As in {purrr}, the functions come in multiple flavours, with a suffix indicating the output:

marrow_dir: returns the directory in which the resulting dataset is stored (which is also its .path param)
marrow_ds: returns an arrow Dataset object
marrow_files: returns paths to all the files in the arrow dataset. This can be useful for tracking the files in make-like workflows, e.g. {targets}.

This is not yet on CRAN. You can install the development version from GitHub with:

# install.packages("remotes")
remotes::install_github("petrbouchal/purrrow")

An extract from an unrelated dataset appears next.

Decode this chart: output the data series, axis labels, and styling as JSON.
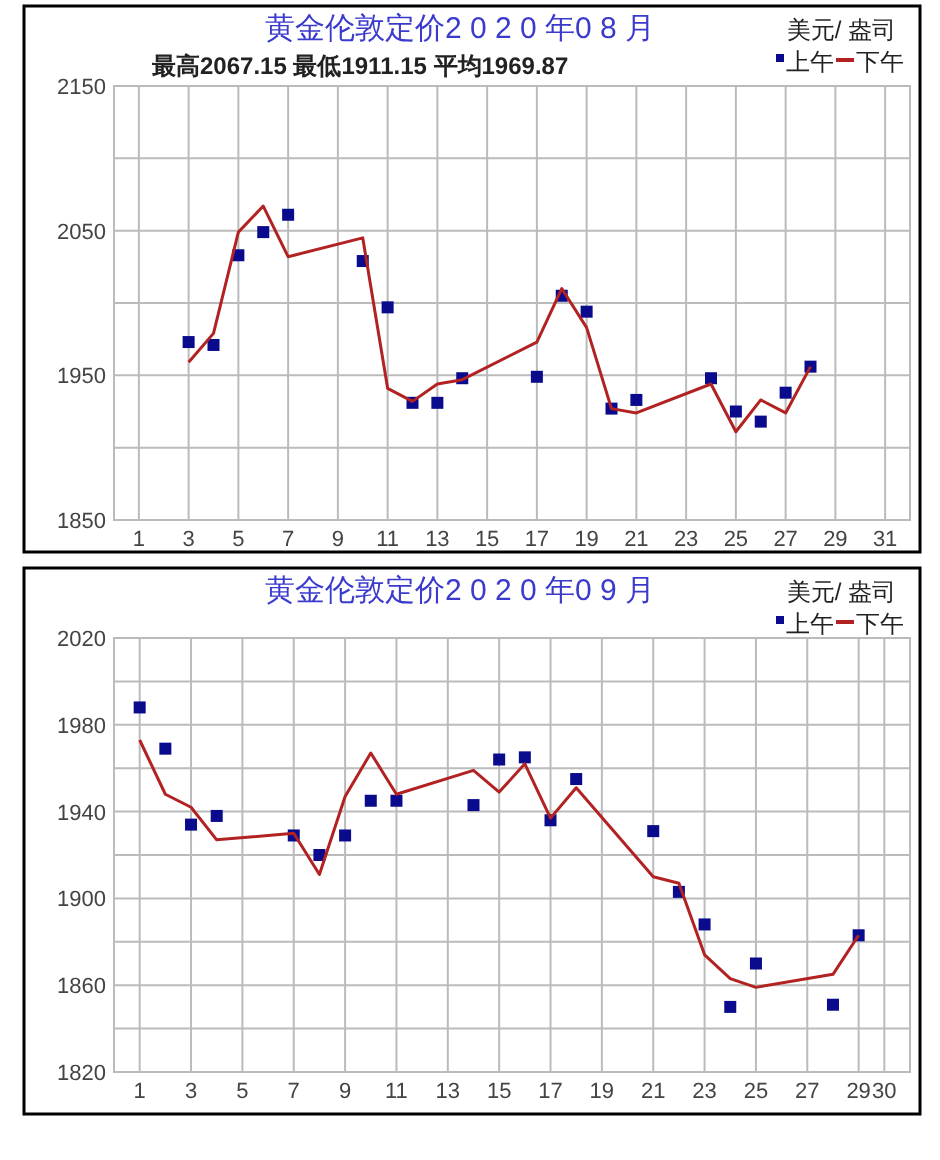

The basic logic is as follows:

pass a function as the .f argument to

library(purrrow)

months <- unique(airquality$Month)
part_of_mpg <- function(month) {
  airquality[airquality$Month==month,]
}

td <- file.path(tempdir(), "arrowmp")
aq_arrow_dir <- marrow_dir(.x = months, .f = part_of_mpg,
                           .partitioning = "Month",
                           .path = td)

library(arrow)
#> 
#> Attaching package: 'arrow'
#> The following object is masked from 'package:utils':
#> 
#>     timestamp
open_dataset(aq_arrow_dir)
#> FileSystemDataset with 5 Parquet files
#> Ozone: int32
#> Solar.R: int32
#> Wind: double
#> Temp: int32
#> Day: int32
#> Month: int32
#> 
#> See $metadata for additional Schema metadata

td <- file.path(tempdir(), "arrowmp2")
aq_arrow_ds <- marrow_ds(.x = months, .f = part_of_mpg,
                         .partitioning = "Month",
                         .path = td)
aq_arrow_ds
#> FileSystemDataset with 5 Parquet files
#> Ozone: int32
#> Solar.R: int32
#> Wind: double
#> Temp: int32
#> Day: int32
#> Month: int32
#> 
#> See $metadata for additional Schema metadata

td <- file.path(tempdir(), "arrowmp3")
aq_arrow_files <- marrow_files(.x = months, .f = part_of_mpg,
                               .partitioning = "Month",
                               .path = td)
aq_arrow_files
#> [1] "/var/folders/c8/pj33jytj233g8vr0tw4b2h7m0000gn/T//Rtmpc5tgdL/arrowmp3/Month=5/part-2.parquet"
#> [2] "/var/folders/c8/pj33jytj233g8vr0tw4b2h7m0000gn/T//Rtmpc5tgdL/arrowmp3/Month=6/part-3.parquet"
#> [3] "/var/folders/c8/pj33jytj233g8vr0tw4b2h7m0000gn/T//Rtmpc5tgdL/arrowmp3/Month=7/part-0.parquet"
#> [4] "/var/folders/c8/pj33jytj233g8vr0tw4b2h7m0000gn/T//Rtmpc5tgdL/arrowmp3/Month=8/part-1.parquet"
#> [5] "/var/folders/c8/pj33jytj233g8vr0tw4b2h7m0000gn/T//Rtmpc5tgdL/arrowmp3/Month=9/part-4.parquet"

library(dplyr)
#> 
#> Attaching package: 'dplyr'
#> The following objects are masked from 'package:stats':
#> 
#>     filter, lag
#> The following objects are masked from 'package:base':
#> 
#>     intersect, setdiff, setequal, union
all_equal(aq_arrow_ds %>% collect(), airquality)
#> [1] TRUE

no map2 and pmap equivalents yet
unlike purrr’s map functions, purrrow’s marrow functions do not return an output of the same length as .x. This is intentional.
currently only Hive-style partitioning is supported [TO DO]
there is currently no way to pass further arguments to arrow::write_dataset() [TO DO]
unlike Arrow’s write_dataset(), marrow_*() functions do not infer partitioning from grouping in the dataset returned by .f. This is intentional so as not to introduce confusion in the partitioning.
.f must provide the column which differentiates the rows returned by each iteration over .x - i.e. there is no equivalent to purrr::*_dfr()’s .id parameter yet [TO DO]
Note that arrow will happily write files for a new/differently partitioned dataset into the same directory, so you must take care to clear out/delete a directory before writing an arrow dataset into it.